If you’d like to use a contemporary Queen Size mattress on your double size bed……. no problem. As you may already know, the variation in width between the antique double size bed and the contemporary queen is negligible…. It’s only a couple of inches on both sides. So a width conversion isn’t essential like that with a king, which we’ll clarify next. The way we accommodate the old double to hold the queen mattress is by welding the side rails, that attach the headboard and foot board together, lengthwise, longer by 5″. Once put together, the box spring and mattress will set on top of the side rails and extend over a couple of inches. Once your bed is correctly dressed, that width difference is not noticeable. Any welder can make this adjustment to your side rails. The 2″ x 4″ wooden bed slats will be the same, with one exception. We propose, because of the extra size and weight of the queen size mattress that small 2″ x 4″ wooden supports be nailed under the wooden bed slats. You can measure for these short supports by measuring the length from the bottom of the wooden bed slat to the floor. There should be two supports per bed slat. They should be nailed in place and placed about 12″ in from the side. This will give you plenty of support to your bed and you won’t stub your toe when standing along side it.

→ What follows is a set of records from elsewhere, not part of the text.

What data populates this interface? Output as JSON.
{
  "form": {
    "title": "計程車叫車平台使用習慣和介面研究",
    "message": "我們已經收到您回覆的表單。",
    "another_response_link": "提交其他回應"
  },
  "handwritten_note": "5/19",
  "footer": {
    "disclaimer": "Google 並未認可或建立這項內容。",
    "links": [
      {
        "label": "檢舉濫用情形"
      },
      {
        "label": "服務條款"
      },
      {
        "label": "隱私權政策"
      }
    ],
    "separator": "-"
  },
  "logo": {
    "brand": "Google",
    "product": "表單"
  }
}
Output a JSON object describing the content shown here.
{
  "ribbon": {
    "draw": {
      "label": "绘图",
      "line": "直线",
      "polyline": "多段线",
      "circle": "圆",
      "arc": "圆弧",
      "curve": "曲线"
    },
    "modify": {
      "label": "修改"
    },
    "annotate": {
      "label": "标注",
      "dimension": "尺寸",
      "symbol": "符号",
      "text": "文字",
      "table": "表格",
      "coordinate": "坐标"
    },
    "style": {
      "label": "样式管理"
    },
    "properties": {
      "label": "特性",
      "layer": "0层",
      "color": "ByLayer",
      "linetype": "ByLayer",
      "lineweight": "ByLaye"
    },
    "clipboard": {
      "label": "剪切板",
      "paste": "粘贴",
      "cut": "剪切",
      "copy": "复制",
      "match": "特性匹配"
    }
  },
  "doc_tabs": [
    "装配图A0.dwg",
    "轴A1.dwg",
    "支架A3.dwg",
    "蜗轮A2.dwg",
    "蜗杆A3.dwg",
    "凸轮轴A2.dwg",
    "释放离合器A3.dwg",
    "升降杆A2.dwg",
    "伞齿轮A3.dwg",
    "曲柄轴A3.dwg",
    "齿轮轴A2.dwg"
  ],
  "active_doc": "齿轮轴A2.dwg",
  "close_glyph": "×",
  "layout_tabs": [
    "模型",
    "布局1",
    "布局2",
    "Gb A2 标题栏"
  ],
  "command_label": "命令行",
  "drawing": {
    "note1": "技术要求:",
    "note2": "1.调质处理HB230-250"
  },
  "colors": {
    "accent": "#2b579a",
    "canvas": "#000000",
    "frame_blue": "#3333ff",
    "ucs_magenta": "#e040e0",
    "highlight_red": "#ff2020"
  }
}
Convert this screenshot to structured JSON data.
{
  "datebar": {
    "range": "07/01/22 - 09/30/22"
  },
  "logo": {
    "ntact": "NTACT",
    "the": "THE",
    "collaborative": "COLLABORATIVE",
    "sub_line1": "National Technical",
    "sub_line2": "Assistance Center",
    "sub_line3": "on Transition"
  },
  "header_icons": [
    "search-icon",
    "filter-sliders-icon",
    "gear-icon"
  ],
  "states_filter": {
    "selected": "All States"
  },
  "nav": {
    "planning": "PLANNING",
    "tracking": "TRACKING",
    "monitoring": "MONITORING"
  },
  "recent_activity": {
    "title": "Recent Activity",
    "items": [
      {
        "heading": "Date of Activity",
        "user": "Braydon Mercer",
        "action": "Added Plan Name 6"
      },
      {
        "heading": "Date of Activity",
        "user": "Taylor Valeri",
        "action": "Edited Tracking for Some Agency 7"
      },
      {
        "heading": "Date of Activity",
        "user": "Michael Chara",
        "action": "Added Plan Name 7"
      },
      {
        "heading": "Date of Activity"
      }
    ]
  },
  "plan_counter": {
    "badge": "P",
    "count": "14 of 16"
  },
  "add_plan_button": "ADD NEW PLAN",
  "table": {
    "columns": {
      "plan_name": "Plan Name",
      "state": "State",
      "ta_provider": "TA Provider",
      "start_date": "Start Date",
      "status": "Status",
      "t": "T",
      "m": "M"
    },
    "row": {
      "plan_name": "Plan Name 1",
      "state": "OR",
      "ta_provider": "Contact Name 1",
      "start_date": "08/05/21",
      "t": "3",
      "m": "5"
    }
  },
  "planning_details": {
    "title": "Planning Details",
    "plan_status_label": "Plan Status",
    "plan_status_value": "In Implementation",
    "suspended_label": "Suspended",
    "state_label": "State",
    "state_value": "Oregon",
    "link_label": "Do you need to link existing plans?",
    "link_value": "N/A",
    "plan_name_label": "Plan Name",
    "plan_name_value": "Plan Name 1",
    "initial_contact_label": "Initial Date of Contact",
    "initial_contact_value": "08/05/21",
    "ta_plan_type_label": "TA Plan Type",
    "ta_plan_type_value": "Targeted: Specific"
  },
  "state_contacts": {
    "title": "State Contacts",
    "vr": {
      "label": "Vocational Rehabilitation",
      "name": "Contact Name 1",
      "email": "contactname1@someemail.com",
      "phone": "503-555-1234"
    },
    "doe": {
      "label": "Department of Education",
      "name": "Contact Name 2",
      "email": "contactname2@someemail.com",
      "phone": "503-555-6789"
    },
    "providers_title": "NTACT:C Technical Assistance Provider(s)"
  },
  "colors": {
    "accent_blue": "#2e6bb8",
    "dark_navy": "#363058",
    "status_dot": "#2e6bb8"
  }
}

As we know, the biggest size of most bed being made back in the early 1800’s was a double size. So when someone wants a king size, the original double size will need to be transformed into a king size. That’s done by cutting the bed apart in integral places and adding extra tubing to increase the width of the headboard and foot board. If done correctly, molds of the unique castings will need to be taken, so when added vertical rods are required, the foundry will be able to pour those needed castings. This will insure that when a bed is transformed to a bed to king size, it’s being done in the same manner in which the bed was initially put together close to 200 years ago. King conversions are not an easy process. It takes a fabricator who is use to taking molds, pouring molds, welding added tubing and rods in such a manner that it can’t be detected and the move from old tubing to new is undetectable. Be sure the person undertaking this is well versed in these areas.
Any modern day size mattress can be utilized on one of our bedframes with these simple adjustments.